Por otro lado, y pesar de que la ciudadanía le está concediendo al presidente el beneficio de la duda, Andrés Manuel López Obrador sí admitió que el incremento en las cifras de inseguridad en su primer año de gobierno se mantuvo y que es una agenda pendiente del nuevo gobierno poder revertir esta delicada situación. En este escenario reconoció la tarea de las fuerzas armadas y reiteró su compromiso con el respeto a los derechos humanos. Cabe señalar que, para finales del mes de agosto, antes de su primer informe, la Comisión Nacional de Búsqueda, en palabras de su titular, Karla Quintana, señaló que de 2006 al 14 de agosto de 2019 se habían encontrado 3,024 fosas clandestinas con 4,974 cuerpos. Los estados más afectados por esta grave situación fueron Tamaulipas, Chihuahua, Guerrero, Sinaloa, Zacatecas y Jalisco.
Luego de que Alfonso Durazo expresó que las cifras de violencia en el país estaban comenzando a bajar en el mes de octubre tres hechos cimbraron al país y mostraron la crudeza de la realidad de violencia que estamos viviendo en México. El primer acontecimiento fue el asesinato de 14 policías en Aguililla, Michoacán, a manos de un grupo de la delincuencia organizada el día 14 de octubre de 2019; el segundo hecho fue la detención y liberación de Ovidio Guzmán, hijo de Joaquín “el Chapo” Guzmán que, a decir del presidente, se justificó por el riesgo que significaba para los habitantes de Culiacán, Sinaloa, su posible aprehensión y los posibles enfrentamientos entre la delincuencia organizada y las fuerzas armadas. Este hecho fue el día 17 de octubre. Finalmente, la familia LeBaron, del estado de Chihuahua, sufrió un ataque por parte de la delincuencia organizada en el que fueron asesinados nueve de sus miembros, entre ellos dos menores de edad.

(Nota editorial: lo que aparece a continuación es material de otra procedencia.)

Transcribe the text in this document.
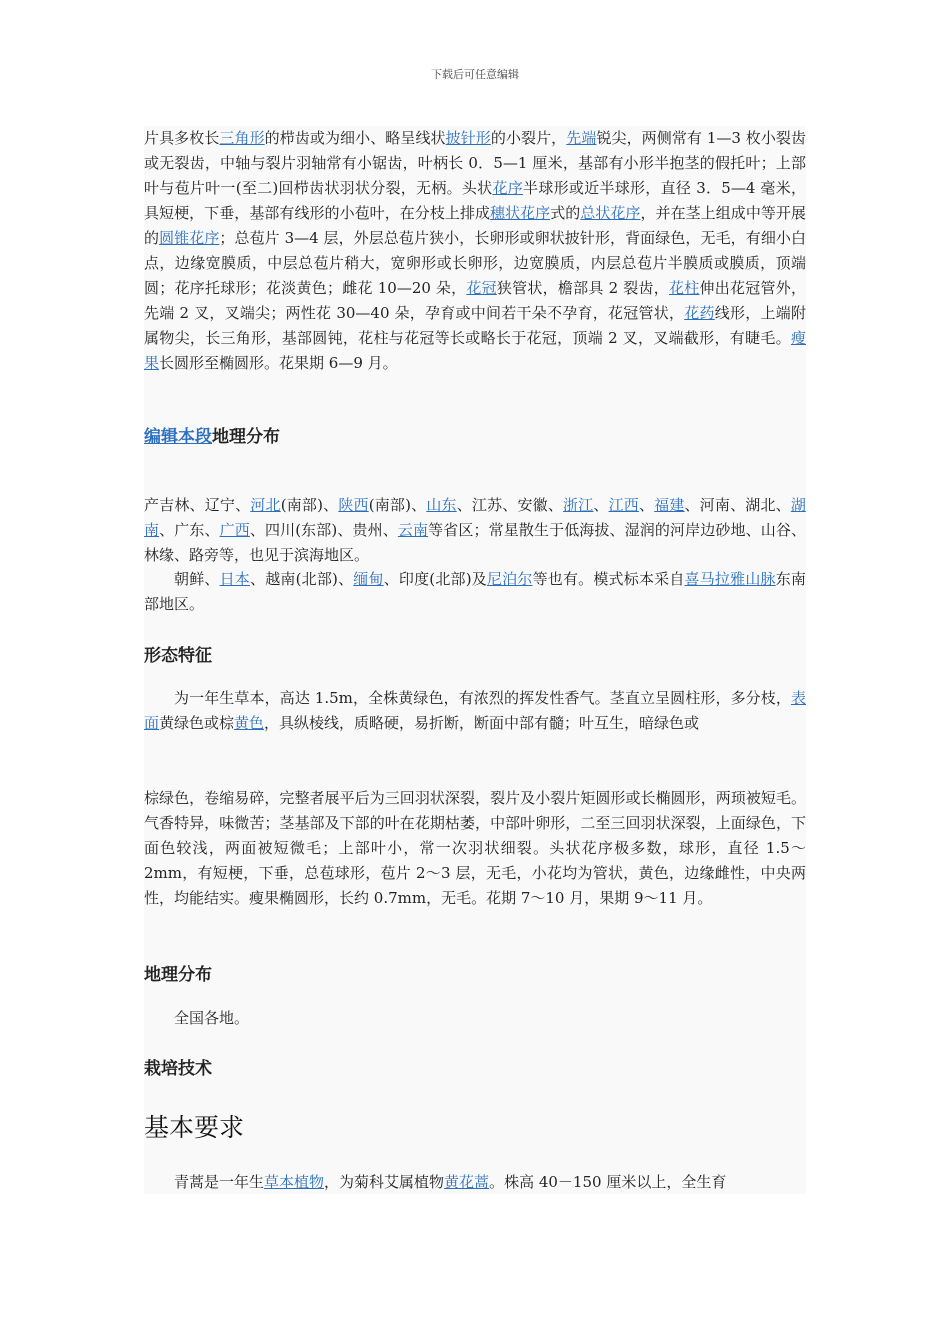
下载后可任意编辑

片具多枚长三角形的栉齿或为细小、略呈线状披针形的小裂片，先端锐尖，两侧常有 1—3 枚小裂齿或无裂齿，中轴与裂片羽轴常有小锯齿，叶柄长 0．5—1 厘米，基部有小形半抱茎的假托叶；上部叶与苞片叶一(至二)回栉齿状羽状分裂，无柄。头状花序半球形或近半球形，直径 3．5—4 毫米，具短梗，下垂，基部有线形的小苞叶，在分枝上排成穗状花序式的总状花序，并在茎上组成中等开展的圆锥花序；总苞片 3—4 层，外层总苞片狭小，长卵形或卵状披针形，背面绿色，无毛，有细小白点，边缘宽膜质，中层总苞片稍大，宽卵形或长卵形，边宽膜质，内层总苞片半膜质或膜质，顶端圆；花序托球形；花淡黄色；雌花 10—20 朵，花冠狭管状，檐部具 2 裂齿，花柱伸出花冠管外，先端 2 叉，叉端尖；两性花 30—40 朵，孕育或中间若干朵不孕育，花冠管状，花药线形，上端附属物尖，长三角形，基部圆钝，花柱与花冠等长或略长于花冠，顶端 2 叉，叉端截形，有睫毛。瘦果长圆形至椭圆形。花果期 6—9 月。

编辑本段地理分布

产吉林、辽宁、河北(南部)、陕西(南部)、山东、江苏、安徽、浙江、江西、福建、河南、湖北、湖南、广东、广西、四川(东部)、贵州、云南等省区；常星散生于低海拔、湿润的河岸边砂地、山谷、林缘、路旁等，也见于滨海地区。

朝鲜、日本、越南(北部)、缅甸、印度(北部)及尼泊尔等也有。模式标本采自喜马拉雅山脉东南部地区。

形态特征

为一年生草本，高达 1.5m，全株黄绿色，有浓烈的挥发性香气。茎直立呈圆柱形，多分枝，表面黄绿色或棕黄色，具纵棱线，质略硬，易折断，断面中部有髓；叶互生，暗绿色或

棕绿色，卷缩易碎，完整者展平后为三回羽状深裂，裂片及小裂片矩圆形或长椭圆形，两顼被短毛。气香特异，味微苦；茎基部及下部的叶在花期枯萎，中部叶卵形，二至三回羽状深裂，上面绿色，下面色较浅，两面被短微毛；上部叶小，常一次羽状细裂。头状花序极多数，球形，直径 1.5～2mm，有短梗，下垂，总苞球形，苞片 2～3 层，无毛，小花均为管状，黄色，边缘雌性，中央两性，均能结实。瘦果椭圆形，长约 0.7mm，无毛。花期 7～10 月，果期 9～11 月。

地理分布

全国各地。

栽培技术
基本要求

青蒿是一年生草本植物，为菊科艾属植物黄花蒿。株高 40－150 厘米以上，全生育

El nombramiento de la nueva presidenta de la Comisión Nacional de los Derechos Humanos (CNDH), Rosario Piedra, vulneró aún más la situación que prevalece en este organismo público autónomo. El proceso de selección en el Senado de la República fue desaseado y dejó muchas dudas sobre la legitimidad del nombramiento, y a pesar de que la nueva titular de la CNDH ha sido activista y víctima de violaciones a derechos humanos, su cercanía con Morena y con el propio presidente de la república puso en entredicho su autonomía frente al poder público. Este proceso llevó a que cinco consejeros de la CNDH renunciaran a su cargo, y las peticiones para que se repusiera el proceso y para que Piedra renunciara al puesto no se hicieron esperar.
Aunado a esto, en el presupuesto de la federación de 2020 hay una importante reducción de los recursos asignados al Instituto Nacional Electoral (INE) que también ha provocado un fuerte debate sobre la pertinencia de este tipo de decisiones presupuestarias.